Value across the REIT sector
The property securities sector has been exposed to the headwinds of interest rate markets, with the US having passed three rate rises since it began the tightening cycle. Further unwinding of monetary stimulus is likely in the US, followed by Europe at a later stage, which casts a shadow over the sector’s relative valuation metrics. Inflation expectations are also starting to reflect in valuations, while a soft domestic retail sector reflects the impacts of household leverage and stagnant wages growth. These amount to notable risks for the sector, but pricing dynamics within the sector sound a more positive tone. In the private markets for direct property, recent transactions have been completed at cap rates – a measure of prospective cash flow yield for the capital outlaid – close to 4%. Cap rates in private markets should translate to support for valuations in public markets.
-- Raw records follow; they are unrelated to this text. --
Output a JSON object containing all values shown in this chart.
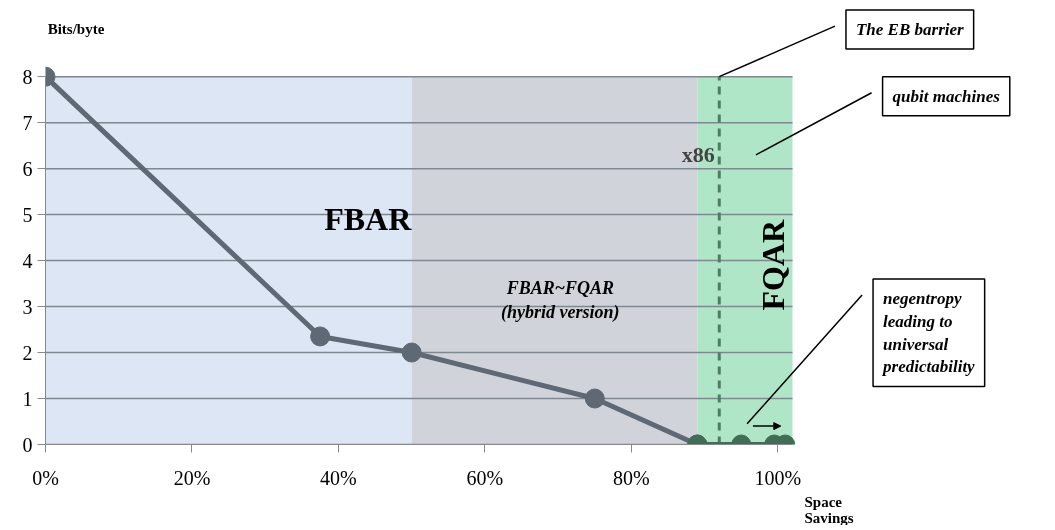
{
  "chart_data": {
    "type": "line",
    "xlabel": "Space\nSavings",
    "ylabel": "Bits/byte",
    "series": [
      {
        "color": "#5f6975",
        "x": [
          0,
          37.5,
          50,
          75,
          89
        ],
        "values": [
          8,
          2.35,
          2,
          1,
          0
        ]
      },
      {
        "color": "#3f6e55",
        "x": [
          89,
          95,
          99.5,
          101
        ],
        "values": [
          0,
          0,
          0,
          0
        ]
      }
    ],
    "xlim": [
      0,
      102
    ],
    "ylim": [
      0,
      8
    ],
    "xticks": [
      {
        "value": 0,
        "label": "0%"
      },
      {
        "value": 20,
        "label": "20%"
      },
      {
        "value": 40,
        "label": "40%"
      },
      {
        "value": 60,
        "label": "60%"
      },
      {
        "value": 80,
        "label": "80%"
      },
      {
        "value": 100,
        "label": "100%"
      }
    ],
    "yticks": [
      0,
      1,
      2,
      3,
      4,
      5,
      6,
      7,
      8
    ],
    "grid": "y",
    "marker": "circle",
    "line_style": "solid",
    "bands": [
      {
        "axis": "x",
        "from": 0,
        "to": 50,
        "label": "FBAR",
        "color": "#dce6f4"
      },
      {
        "axis": "x",
        "from": 50,
        "to": 89,
        "label": "FBAR~FQAR\n(hybrid version)",
        "color": "#d0d4da"
      },
      {
        "axis": "x",
        "from": 89,
        "to": 102,
        "label": "FQAR",
        "color": "#b0e6c8"
      }
    ],
    "ref_lines": [
      {
        "axis": "x",
        "value": 92,
        "label": "x86",
        "color": "#4f7d62",
        "line_style": "dashed"
      }
    ],
    "annotations": [
      {
        "text": "The EB barrier",
        "x": 92,
        "y": 8
      },
      "qubit machines",
      "negentropy\nleading to\nuniversal\npredictability"
    ]
  }
}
The Westfield merger is part of a broader global thematic that reflects strong appetite to acquire public market assets. UK-listed property company, Hammerson, launched a bid in December for a smaller UK property rival, Intu, at a 28% premium to its prevailing share price. In the US there will be potential corporate activity in other large mall owners – Taubman, General Growth and Macerich – with activist shareholders on their registers. The operators of large property portfolios are clearly keeping bond market movements in perspective and see longer term value in prime property assets. These dynamics suggest that opportunities for investors are significant, both within and beyond the big names.